Introduction

OcuPlan is a new type of health scheme which aims to make private health care more accessible and affordable for patients. It is very different to most pre-existing health insurance policies because there are no exclusions for pre-existing eye conditions and it also covers consultations for ongoing monitoring of stable or chronic conditions. In this way it is not a health insurance policy, it is a fixed-term, clearly defined and flexible package of shared care between optometrists and ophthalmologists. These packages provide a certain amount of consultations per year with recognised consultant eye surgeons and ocular investigations with recognised optometry partners. The services are tracked and paid for by scanning the Member’s OcuPlan membership card when they attend for their appointment. This automatically links to your OcuPlan account to start the payment process.

The medico legal responsibility for monitoring the patient’s condition, the frequency of consultations and investigations, and the interpretation of investigations rest with the consultant ophthalmologist for whom the patient is under their care, not with the optometrist. However, if when performing a scan or visual field test you notice a new urgent problem, then you are advised to act in a way that you would do normally and either contact their consultant directly or the local NHS eye emergency department in a timely manner.

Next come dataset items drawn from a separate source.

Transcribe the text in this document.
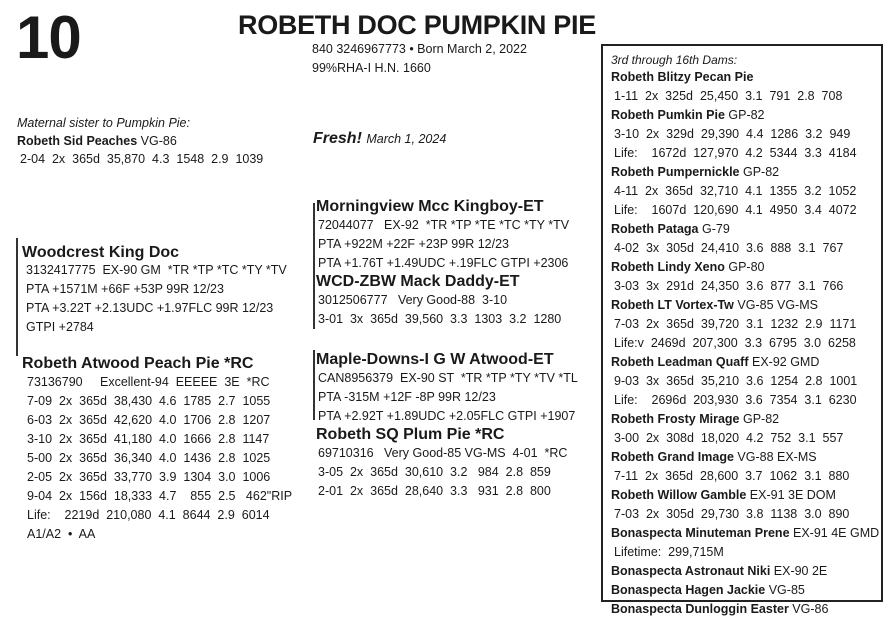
10	ROBETH DOC PUMPKIN PIE
840 3246967773 • Born March 2, 2022
99%RHA-I H.N. 1660
Maternal sister to Pumpkin Pie:
Robeth Sid Peaches VG-86
2-04  2x  365d  35,870  4.3  1548  2.9  1039
Fresh! March 1, 2024
Woodcrest King Doc
3132417775  EX-90 GM  *TR *TP *TC *TY *TV
PTA +1571M +66F +53P 99R 12/23
PTA +3.22T +2.13UDC +1.97FLC 99R 12/23
GTPI +2784
Morningview Mcc Kingboy-ET
72044077   EX-92  *TR *TP *TE *TC *TY *TV
PTA +922M +22F +23P 99R 12/23
PTA +1.76T +1.49UDC +.19FLC GTPI +2306
WCD-ZBW Mack Daddy-ET
3012506777   Very Good-88  3-10
3-01  3x  365d  39,560  3.3  1303  3.2  1280
Robeth Atwood Peach Pie *RC
73136790     Excellent-94  EEEEE  3E  *RC
7-09  2x  365d  38,430  4.6  1785  2.7  1055
6-03  2x  365d  42,620  4.0  1706  2.8  1207
3-10  2x  365d  41,180  4.0  1666  2.8  1147
5-00  2x  365d  36,340  4.0  1436  2.8  1025
2-05  2x  365d  33,770  3.9  1304  3.0  1006
9-04  2x  156d  18,333  4.7    855  2.5   462"RIP
Life:    2219d  210,080  4.1  8644  2.9  6014
A1/A2  •  AA
Maple-Downs-I G W Atwood-ET
CAN8956379  EX-90 ST  *TR *TP *TY *TV *TL
PTA -315M +12F -8P 99R 12/23
PTA +2.92T +1.89UDC +2.05FLC GTPI +1907
Robeth SQ Plum Pie *RC
69710316   Very Good-85 VG-MS  4-01  *RC
3-05  2x  365d  30,610  3.2   984  2.8  859
2-01  2x  365d  28,640  3.3   931  2.8  800
3rd through 16th Dams:
Robeth Blitzy Pecan Pie
1-11  2x  325d  25,450  3.1  791  2.8  708
Robeth Pumkin Pie GP-82
3-10  2x  329d  29,390  4.4  1286  3.2  949
Life:    1672d  127,970  4.2  5344  3.3  4184
Robeth Pumpernickle GP-82
4-11  2x  365d  32,710  4.1  1355  3.2  1052
Life:    1607d  120,690  4.1  4950  3.4  4072
Robeth Pataga G-79
4-02  3x  305d  24,410  3.6  888  3.1  767
Robeth Lindy Xeno GP-80
3-03  3x  291d  24,350  3.6  877  3.1  766
Robeth LT Vortex-Tw VG-85 VG-MS
7-03  2x  365d  39,720  3.1  1232  2.9  1171
Life:v  2469d  207,300  3.3  6795  3.0  6258
Robeth Leadman Quaff EX-92 GMD
9-03  3x  365d  35,210  3.6  1254  2.8  1001
Life:    2696d  203,930  3.6  7354  3.1  6230
Robeth Frosty Mirage GP-82
3-00  2x  308d  18,020  4.2  752  3.1  557
Robeth Grand Image VG-88 EX-MS
7-11  2x  365d  28,600  3.7  1062  3.1  880
Robeth Willow Gamble EX-91 3E DOM
7-03  2x  305d  29,730  3.8  1138  3.0  890
Bonaspecta Minuteman Prene EX-91 4E GMD
Lifetime:  299,715M
Bonaspecta Astronaut Niki EX-90 2E
Bonaspecta Hagen Jackie VG-85
Bonaspecta Dunloggin Easter VG-86
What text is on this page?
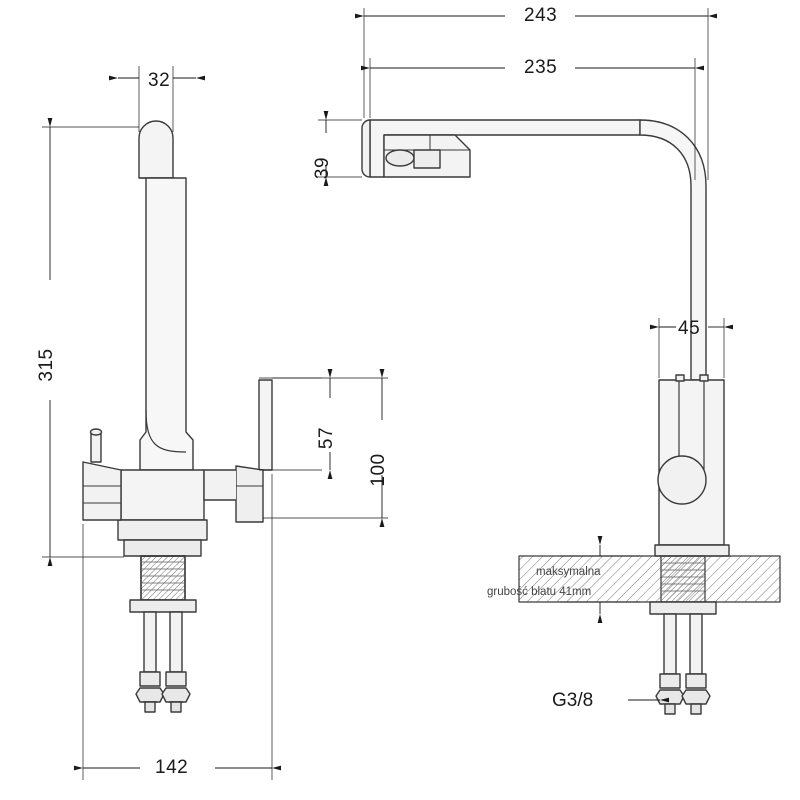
32
315
142
57
100
243
235
39
45
maksymalna
grubość blatu 41mm
G3/8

OcuPlan makes private eye care more affordable for patients by providing a payment by instalments facility to spread the costs over the year. Members can access services after paying just one month’s instalment in advance and completing their 14-day cooling off period. At OcuPlan we have a set of minimum quality standards for new consultants and optometrists to become recognised partners, which help to maintain a high-quality service for our Members. The network of recognised consultants and independent or high street optometrists help to make private eye care more accessible.

About this Documentation

This documentation contains the Terms and Conditions for OcuPlan recognised optometrists and is the basis of an agreement between you and us, that you will become an OcuPlan Partner. By accepting your status as an OcuPlan Partner you are agreeing to these terms and conditions which shall apply to you when carrying out ocular investigations that we have pre-authorised for our Members. The cost of these investigations will be remunerated to you by OcuPlan as long as they are performed and charged for in line with this agreement. As you work through the document, we have set out what we are asking you to do and what we will do for you. Any ambiguous or important terms have the meanings given in the ‘Defined Terms’ section 14 at the end of this document. If there is anything which you do not understand or sounds incorrect, please do give us a call to get clarification.

Guidance for Optometrists

This section explains how patients can access OcuPlan and how optometrists can use and hopefully benefit from the OcuPlan scheme. OcuPlan provides defined packages of shared care between eye doctors in private hospitals and optometrists, who are able to perform the required ocular investigations. The scheme is designed to try and make private health care more affordable and accessible, whilst maintaining the highest quality of care possible. By providing patients with high quality investigations by their local optometrist and allowing them to see the same consultant at each private hospital visit, they are receiving excellent continuity of care. The success of the scheme in terms of providing patients with a valuable service relies on optometrists and consultants identifying which patients are more likely to benefit from OcuPlan.

Accessing the service

The OcuPlan care packages are only suitable for patients with a known ophthalmic diagnosis where regular monitoring is required. It is not suitable for new referrals of patients with new eye symptoms with an unknown diagnosis that requires investigation or for complex eye conditions that require more intensive eye hospital management. If patients have a known diagnosis either made in the NHS or private sector that requires long term monitoring, then they can access the OcuPlan scheme directly. Patients who enter the OcuPlan scheme are usually already under the care of the local NHS or private hospital, and so they should be aware of their pre-existing diagnosis, such as glaucoma, age-related macular degeneration, and diabetic retinopathy.

The below flow chart (figure 1) explains the route that patients can take to enter OcuPlan. If you see a patient in practice who currently has a known eye diagnosis that requires regular monitoring by an ophthalmologist, together with regular ocular investigations (visual field testing, or optical coherence tomography scans of the retina or optic nerve), then OcuPlan is likely to be relevant to them. As you know patients have the option of either attending the NHS for monitoring of these conditions, or they can choose to be seen in a private setting for this. One of the common barriers to private health care is the large upfront costs associated with it. OcuPlan helps to overcome this problem by allowing patients, if they choose, to pay by 12 monthly instalments over a year at no extra cost, and to be able to access services with yourself and the eye consultant after just paying their first month instalment.

Figure 1: Flow chart showing routes of access for patients in to OcuPlan

If you feel a patient may benefit from the OcuPlan scheme we ask please you give them the choice to consider it by looking at our website www.ocuplan.co.uk or provide them with one of our leaflets that we can supply. We always assess the new referrals to make sure they meet our criteria of having a known ocular diagnosis and be suitable to the scheme. The OcuPlan scheme is not appropriate for patients with new eye problems that require hospital investigation, diagnosis and possible treatment.